One of the last most virulent outbreaks occurred in 1893 in the Canary Islands. On October 11 of that year, the Italian ship Remo docked in Santa Cruz de Tenerife; it arrived from Rio Grande, on its way to Genoa. The isolation measures failed, which caused an epidemic of Asian-morbid-cholera to spread throughout the city and neighboring municipalities. Alarm spread to the other islands, which were immediately cut off from the island of Tenerife. Religious rogatory processions were carried out through the streets of the city, such as the Señor de las Tribulaciones (Lord of Tribulations). The attitude of the people of Santa Cruz during the epidemic earned the city the title of "Very Beneficent" and the Cross of First Class of the Spanish Order of Beneficence. It is estimated that 1,744 citizens were affected by the disease (8.84% of the population), of whom 382 died (21.90%).

=== Outbreaks in the 20th century ===
In the 20th century, the use of anti-cholera vaccines became regularized and the approach to the disease became known. There was progress in the development of vaccines and antibiotics. In spite of everything, there was an epidemic outbreak of cholera in the middle of Franco's regime, and the focus was located on the banks of the Jalón river; this occurred in July 1971. Later, there was another outbreak in 1979.

== Social effects ==
The cholera pandemics, and especially that of 1885, have been extensively studied, including their therapeutic dimensions. The controversies about the possible scientific treatments, the discussions about the most effective ones, all of them were of great importance and created social alarm. It is worth mentioning Ferran's vaccination and the national controversy unleashed around it. In any case, the social controversy was found in the frequent miraculous treatments. There was no shortage of healers who cured by means of prayers, magic words and signs. The multitude of ways of pretending to cure the disease depended fundamentally on the etiopathogenic doctrines held by the physicians of the time. As a prophylactic, quinine sulfate, camphor, and benzoic acid were recommended; other remedies were cinnabar cigar, a mineral rich in mercury, and charcoal smoke.
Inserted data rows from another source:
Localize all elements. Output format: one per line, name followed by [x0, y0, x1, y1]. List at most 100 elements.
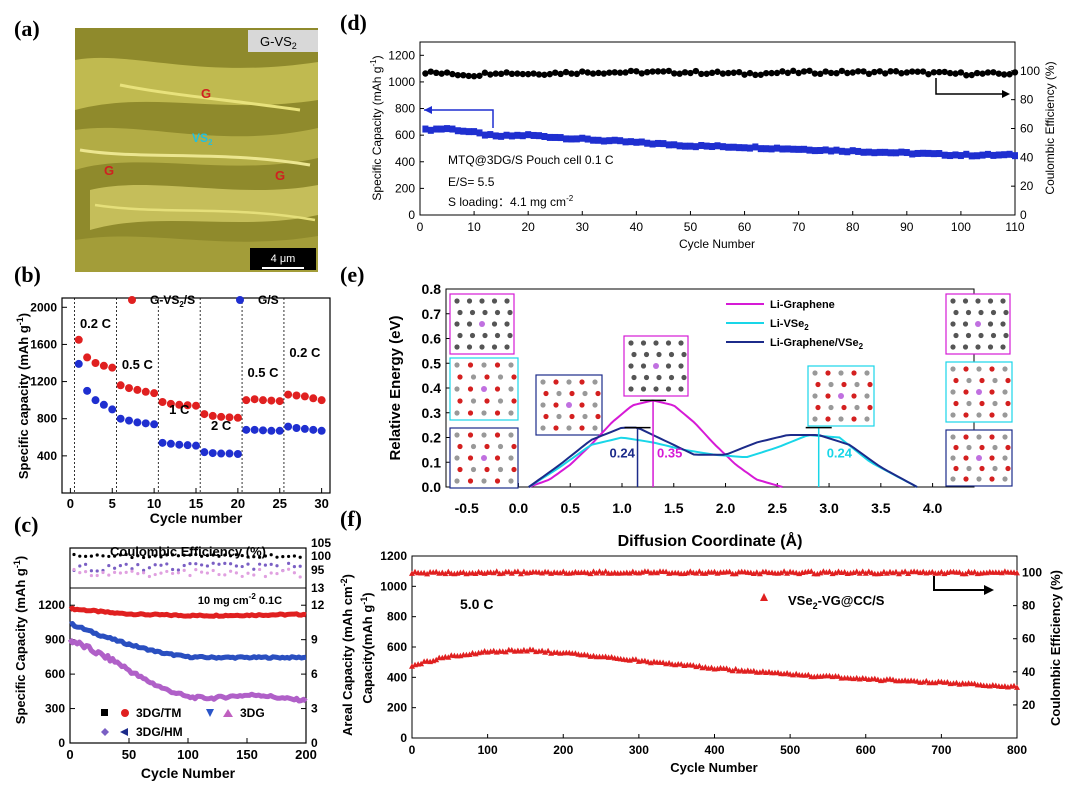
atom: [481, 478, 487, 484]
li-atom: [975, 321, 981, 327]
capacity-point: [1006, 150, 1013, 158]
capacity-point: [552, 133, 559, 141]
ce-point: [460, 71, 467, 79]
ce-point: [409, 570, 415, 576]
ce-point: [616, 69, 624, 76]
atom: [979, 465, 985, 472]
ce-point: [557, 569, 564, 576]
atom: [681, 374, 687, 381]
atom: [467, 386, 474, 392]
capacity-point: [774, 144, 780, 152]
ce-point: [147, 566, 151, 570]
rate-label: 0.2 C: [80, 316, 112, 331]
x-tick-label: 600: [856, 743, 876, 757]
atom: [851, 416, 857, 422]
atom: [681, 351, 687, 358]
capacity-point: [682, 142, 689, 150]
capacity-point: [584, 652, 591, 658]
legend-marker: [223, 709, 233, 717]
atom: [992, 444, 998, 451]
capacity-point: [633, 138, 640, 146]
capacity-point: [427, 126, 434, 134]
ce-point: [78, 571, 82, 575]
atom: [640, 340, 647, 346]
capacity-point: [687, 142, 694, 150]
atom: [979, 400, 985, 407]
x-tick-label: 60: [738, 220, 752, 234]
atom: [595, 413, 601, 420]
ce-point: [84, 570, 88, 574]
capacity-point: [757, 145, 764, 153]
ce-point: [517, 570, 524, 577]
data-point: [133, 385, 142, 394]
atom: [595, 390, 601, 397]
atom: [566, 379, 572, 385]
y-tick-label: 0: [400, 731, 407, 745]
li-atom: [838, 393, 844, 399]
capacity-point: [632, 656, 639, 662]
capacity-point: [768, 145, 775, 153]
atom: [454, 386, 460, 392]
ce-point: [898, 70, 905, 77]
capacity-point: [487, 131, 494, 139]
atom: [965, 309, 972, 316]
ce-point: [476, 72, 483, 79]
atom: [962, 344, 969, 350]
capacity-point: [660, 140, 667, 148]
atom: [665, 386, 672, 392]
ce-point: [443, 69, 451, 76]
atom: [628, 340, 634, 346]
ce-point: [627, 67, 635, 75]
ce-point: [725, 69, 732, 77]
atom: [975, 298, 981, 304]
atom: [640, 386, 647, 392]
atom: [825, 416, 831, 422]
atom: [540, 379, 546, 385]
x-tick-label: 100: [478, 743, 498, 757]
ce-point: [622, 69, 629, 76]
capacity-point: [584, 135, 591, 143]
capacity-point: [732, 665, 739, 672]
data-point: [292, 424, 301, 432]
atom: [467, 455, 474, 461]
capacity-point: [568, 135, 575, 143]
atom: [511, 443, 517, 450]
atom: [963, 434, 969, 440]
ce-point: [130, 567, 134, 571]
ce-point: [844, 69, 851, 77]
y-tick-label: 600: [387, 640, 407, 654]
ce-point: [946, 69, 954, 77]
x-axis-label: Cycle Number: [141, 765, 236, 781]
y-tick-label: 0.7: [422, 306, 442, 322]
y-tick-label: 0.6: [422, 331, 442, 347]
atom: [481, 432, 487, 438]
capacity-point: [676, 142, 683, 150]
legend-label: VSe2-VG@CC/S: [788, 593, 885, 611]
data-point: [116, 381, 125, 390]
atom: [454, 455, 460, 461]
y-tick-label: 0.1: [422, 454, 442, 470]
legend-label: 3DG/HM: [136, 725, 183, 739]
x-tick-label: -0.5: [455, 500, 479, 516]
atom: [481, 362, 487, 368]
atom: [989, 366, 995, 372]
ce-point: [217, 572, 221, 577]
y2-axis-label: Coulombic Efficiency (%): [1043, 61, 1057, 194]
x-tick-label: 2.0: [716, 500, 736, 516]
ce-point: [676, 70, 683, 77]
data-point: [284, 422, 293, 431]
ce-point: [153, 554, 157, 558]
atom: [508, 362, 514, 368]
capacity-point: [1011, 682, 1017, 689]
ce-point: [562, 68, 570, 76]
y-tick-label: 1000: [380, 579, 407, 593]
data-point: [141, 387, 150, 396]
legend-marker: [101, 728, 109, 736]
atom: [504, 344, 510, 350]
y-tick-label: 1200: [38, 598, 65, 612]
ce-point: [424, 570, 431, 577]
atom: [640, 363, 647, 369]
legend-marker: [120, 728, 128, 736]
y-tick-label: 400: [37, 449, 57, 463]
ce-point: [896, 570, 902, 577]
The level of destitution in the cities was high; since the end of the 18th century, the number of people in such conditions in the big cities did not stop growing. It was this social group that led popular revolts, some directed against the Church and others against other hierarchical bodies of power. Riots broke out in the big cities. Their lifestyle, lacking hygiene, food and basic means, made them one of the targets of the disease. Cities and towns became isolated and suffered from access controls. Walled cities used the walls as a "barrier of access". Suspects were taken to the lazarettos. The Carlist Wars, with their consequent movement of troops, contributed to the spread of cholera epidemics. The terror caused by the disease caused the cholera outbreak of 1865 to empty cities such as Madrid and Burgos. A large percentage of the population was displaced, leaving their businesses abandoned and the cities depopulated. The effect on the economy was felt in subsequent decades. After each outbreak, the fields were abandoned and were followed by periods of famine that affected large groups of the population.
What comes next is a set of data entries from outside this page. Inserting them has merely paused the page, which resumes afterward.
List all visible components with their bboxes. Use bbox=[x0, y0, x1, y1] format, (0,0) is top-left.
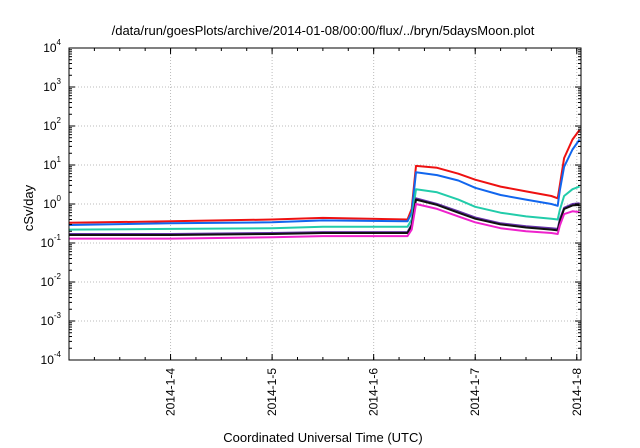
x-axis-label: Coordinated Universal Time (UTC) bbox=[223, 430, 422, 445]
y-tick-label: 10-2 bbox=[41, 272, 62, 289]
y-tick-label: 10-1 bbox=[41, 233, 62, 250]
y-tick-label: 103 bbox=[43, 77, 61, 94]
series-line-3 bbox=[68, 185, 580, 231]
chart-title: /data/run/goesPlots/archive/2014-01-08/0… bbox=[112, 23, 535, 38]
x-tick-label: 2014-1-5 bbox=[265, 368, 279, 416]
ticks bbox=[68, 47, 581, 361]
x-tick-label: 2014-1-8 bbox=[570, 368, 584, 416]
y-tick-label: 10-4 bbox=[41, 350, 62, 367]
x-tick-label: 2014-1-4 bbox=[164, 368, 178, 416]
grid bbox=[69, 48, 581, 360]
x-tick-label: 2014-1-6 bbox=[367, 368, 381, 416]
y-tick-label: 104 bbox=[43, 38, 61, 55]
series-line-2 bbox=[68, 138, 581, 226]
x-tick-label: 2014-1-7 bbox=[468, 368, 482, 416]
y-tick-label: 100 bbox=[43, 194, 61, 211]
y-axis-label: cSv/day bbox=[21, 184, 36, 231]
series-line-1 bbox=[68, 129, 581, 224]
y-tick-label: 101 bbox=[43, 155, 61, 172]
series-line-5 bbox=[69, 198, 580, 236]
y-tick-label: 102 bbox=[43, 116, 61, 133]
series-group bbox=[68, 129, 581, 240]
series-line-6 bbox=[69, 203, 580, 240]
y-tick-label: 10-3 bbox=[41, 311, 62, 328]
x-tick-labels: 2014-1-4 2014-1-5 2014-1-6 2014-1-7 2014-1-8 bbox=[164, 368, 584, 416]
y-tick-labels: 10-4 10-3 10-2 10-1 100 101 102 103 104 bbox=[41, 38, 62, 367]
Prior to these epidemics, cemeteries in Spain were commonly situated in the central areas of cities, frequently in proximity to hospitals and, in some cases, people were buried inside of church buildings. The high mortality rates associated with the outbreaks necessitated the relocation of burial grounds from urban centers to peripheral areas. In many instances, cemeteries were transferred from locations within the city walls to sites situated beyond them. In many cemeteries, "family" graves were kept open, waiting for new deaths among close relatives to cover them when they were full. After the first outbreaks, rare was the city that did not have cemeteries located "on the outskirts"; at present, some of the popular cemeteries are located on the outskirts, and date from the beginning of the 20th century.